Bernard Lagan had joined Wellington newspaper The Dominion straight out of school. He proved a dogged reporter, moving from the news pages to the press gallery. In the early 1980s he won “Journalist of the Year” at New Zealand’s annual media awards, then moved to Sydney.
In those days the top Australian outlets had enough cash to send enterprising writers across the world. Upon arrival Lagan was offered a spot at the Sydney Morning Herald, which dispatched him to Papua New Guinea to report on rumours of civil war. This was a greater stage than New Zealand, with greater resources: irresistible to a young gun who wanted to prove himself.
Later, he went to Canberra as a political reporter. The capital’s wranglings were intoxicating and exhausting. One weekend, in search of mental and physical space he drove west. He sped past Wagga Wagga and Mungo and Broken Hill, stopping only where the world was silent and the land stretched uninterrupted in every direction.
It was there, sitting on a log, that he saw the snake. “It was such a beautiful thing,” Lagan says. “I just loved this, loved the interior.” When he first came to Australia, he planned to eventually return home to Wellington. As he watched the snake, he realised home was where he had arrived.
Lagan married an Australian journalist, raised two Australian children, and became a chronicler of the Australian experience: he works now as The Times of London’s Australia correspondent. He occasionally visits New Zealand but has no desire to live there. At some point he realised the snake wasn’t the only one that shed its skin. “I really consider myself an Australian more than anything else now,” he says.

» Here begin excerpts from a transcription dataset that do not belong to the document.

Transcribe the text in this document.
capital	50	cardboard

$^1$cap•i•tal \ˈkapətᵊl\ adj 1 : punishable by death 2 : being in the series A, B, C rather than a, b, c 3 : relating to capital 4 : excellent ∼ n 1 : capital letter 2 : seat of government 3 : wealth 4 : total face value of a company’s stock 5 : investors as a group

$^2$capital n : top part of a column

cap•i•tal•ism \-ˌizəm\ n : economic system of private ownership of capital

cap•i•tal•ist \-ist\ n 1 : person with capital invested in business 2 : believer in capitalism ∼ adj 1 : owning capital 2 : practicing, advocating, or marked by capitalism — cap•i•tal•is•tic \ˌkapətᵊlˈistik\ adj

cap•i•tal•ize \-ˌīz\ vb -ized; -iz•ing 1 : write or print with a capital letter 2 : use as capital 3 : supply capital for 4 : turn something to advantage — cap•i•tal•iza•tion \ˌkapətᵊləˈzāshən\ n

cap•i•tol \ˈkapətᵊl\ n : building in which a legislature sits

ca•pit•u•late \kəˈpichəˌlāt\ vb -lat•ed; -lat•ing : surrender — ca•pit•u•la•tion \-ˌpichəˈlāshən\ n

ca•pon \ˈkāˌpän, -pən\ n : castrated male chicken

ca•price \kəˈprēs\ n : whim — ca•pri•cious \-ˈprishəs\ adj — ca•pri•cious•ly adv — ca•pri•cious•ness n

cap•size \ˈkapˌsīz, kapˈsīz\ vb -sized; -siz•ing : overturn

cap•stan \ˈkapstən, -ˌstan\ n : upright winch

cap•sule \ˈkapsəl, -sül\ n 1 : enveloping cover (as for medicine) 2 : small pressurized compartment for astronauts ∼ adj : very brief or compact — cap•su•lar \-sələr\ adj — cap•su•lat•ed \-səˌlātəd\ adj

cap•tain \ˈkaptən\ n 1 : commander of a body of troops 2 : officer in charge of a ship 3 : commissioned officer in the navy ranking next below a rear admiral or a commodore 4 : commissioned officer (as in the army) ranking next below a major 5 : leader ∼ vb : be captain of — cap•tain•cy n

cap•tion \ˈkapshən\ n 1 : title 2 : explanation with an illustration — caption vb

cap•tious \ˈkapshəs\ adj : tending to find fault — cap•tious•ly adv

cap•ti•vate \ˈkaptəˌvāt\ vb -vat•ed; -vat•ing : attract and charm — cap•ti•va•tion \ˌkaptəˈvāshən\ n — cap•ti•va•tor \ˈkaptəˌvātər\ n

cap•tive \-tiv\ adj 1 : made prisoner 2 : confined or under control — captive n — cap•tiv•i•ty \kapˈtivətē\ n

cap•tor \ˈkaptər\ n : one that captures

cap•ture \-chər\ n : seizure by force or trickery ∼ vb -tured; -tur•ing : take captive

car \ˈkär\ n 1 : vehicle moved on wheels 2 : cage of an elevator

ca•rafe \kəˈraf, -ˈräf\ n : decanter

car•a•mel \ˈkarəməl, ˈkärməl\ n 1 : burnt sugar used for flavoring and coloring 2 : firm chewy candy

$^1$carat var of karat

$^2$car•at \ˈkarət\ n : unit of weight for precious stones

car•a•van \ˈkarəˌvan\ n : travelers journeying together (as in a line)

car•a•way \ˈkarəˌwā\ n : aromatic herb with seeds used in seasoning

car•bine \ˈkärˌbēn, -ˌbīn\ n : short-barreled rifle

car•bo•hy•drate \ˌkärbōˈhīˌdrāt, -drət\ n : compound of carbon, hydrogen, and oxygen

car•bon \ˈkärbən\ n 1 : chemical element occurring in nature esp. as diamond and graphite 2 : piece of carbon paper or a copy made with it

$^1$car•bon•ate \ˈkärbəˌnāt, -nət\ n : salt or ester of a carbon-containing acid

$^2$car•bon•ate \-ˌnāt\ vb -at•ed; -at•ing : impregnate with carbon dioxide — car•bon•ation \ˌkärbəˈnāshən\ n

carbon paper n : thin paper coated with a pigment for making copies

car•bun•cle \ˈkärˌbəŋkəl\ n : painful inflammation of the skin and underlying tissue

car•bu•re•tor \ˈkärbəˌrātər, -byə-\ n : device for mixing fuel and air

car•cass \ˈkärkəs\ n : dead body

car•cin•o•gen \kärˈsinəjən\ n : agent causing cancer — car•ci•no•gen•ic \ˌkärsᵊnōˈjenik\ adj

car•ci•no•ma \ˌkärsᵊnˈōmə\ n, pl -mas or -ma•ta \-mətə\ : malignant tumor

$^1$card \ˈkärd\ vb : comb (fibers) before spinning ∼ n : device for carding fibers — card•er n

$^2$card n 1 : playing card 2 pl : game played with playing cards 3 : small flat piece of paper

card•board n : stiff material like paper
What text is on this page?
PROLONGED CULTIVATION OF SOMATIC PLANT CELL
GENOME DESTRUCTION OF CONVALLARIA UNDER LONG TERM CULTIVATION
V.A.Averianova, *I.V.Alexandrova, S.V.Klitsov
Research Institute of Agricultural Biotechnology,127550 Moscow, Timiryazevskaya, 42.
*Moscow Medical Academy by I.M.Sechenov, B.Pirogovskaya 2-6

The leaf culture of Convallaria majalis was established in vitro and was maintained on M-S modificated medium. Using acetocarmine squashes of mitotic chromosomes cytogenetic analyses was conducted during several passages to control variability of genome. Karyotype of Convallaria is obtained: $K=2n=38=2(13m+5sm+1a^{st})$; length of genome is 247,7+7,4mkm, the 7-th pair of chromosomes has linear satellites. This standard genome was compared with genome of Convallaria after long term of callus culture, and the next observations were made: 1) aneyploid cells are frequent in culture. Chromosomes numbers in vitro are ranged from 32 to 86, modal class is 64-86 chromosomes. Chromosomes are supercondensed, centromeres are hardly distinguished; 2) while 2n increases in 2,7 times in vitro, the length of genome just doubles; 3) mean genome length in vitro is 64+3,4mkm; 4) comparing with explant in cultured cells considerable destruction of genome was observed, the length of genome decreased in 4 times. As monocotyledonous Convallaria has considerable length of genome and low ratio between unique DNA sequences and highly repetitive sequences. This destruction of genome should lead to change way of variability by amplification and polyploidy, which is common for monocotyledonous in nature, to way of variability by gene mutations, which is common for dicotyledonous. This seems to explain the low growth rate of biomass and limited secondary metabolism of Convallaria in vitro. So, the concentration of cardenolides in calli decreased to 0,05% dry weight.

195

“They knew the policy changes would cause hardship,” says longtime resident, journalist Bernard Lagan of welfare cuts. “But they thought, ‘If it’s too hard, go home.’”
Lagan’s experience is not unique. The Australian government estimates that 670,000 New Zealand citizens live in Australia: enough to fill Hobart three times over. Some arrived as children, others as adults. Most embrace an identity split across the Tasman. They include highly skilled professionals, lauded creatives, miners, office workers, menial labourers. They are a blessing to the Lucky Country.
And yet for decades they have been marginalised. Governments motivated by xenophobia and populism withdrew the social safety net, bricked off the path to citizenship, and tossed out thousands of misbehaving Kiwis — even when those deportees had lived all their life in Oz.
These governments knew that, despite ANZAC platitudes and the legendary “mateship” so valued by Aussies, Australians still considered Kiwis to be “others”. They also knew those “others” couldn’t punish them at the polls. So, they ignored New Zealand’s cries that their actions were corrosive to the trans-Tasman brotherhood.
Until July, that is, when Anthony Albanese met Jacinda Ardern in Sydney. Albanese, the freshly elected prime minister of a Labor government that intends to be a “source of pride” to Australians, promised flexibility on deportations, new pathways to citizenship, and an end to Kiwis’ “permanently temporary” status.
Ardern called it a “reset” of the trans-Tasman relationship. Behind it lay personal friendship, diplomatic manoeuvring and electoral calculation. But it is unclear whether the shift will stick. For it to do so, Albanese will need to do more than remain in power. He will need to transform Australian politics.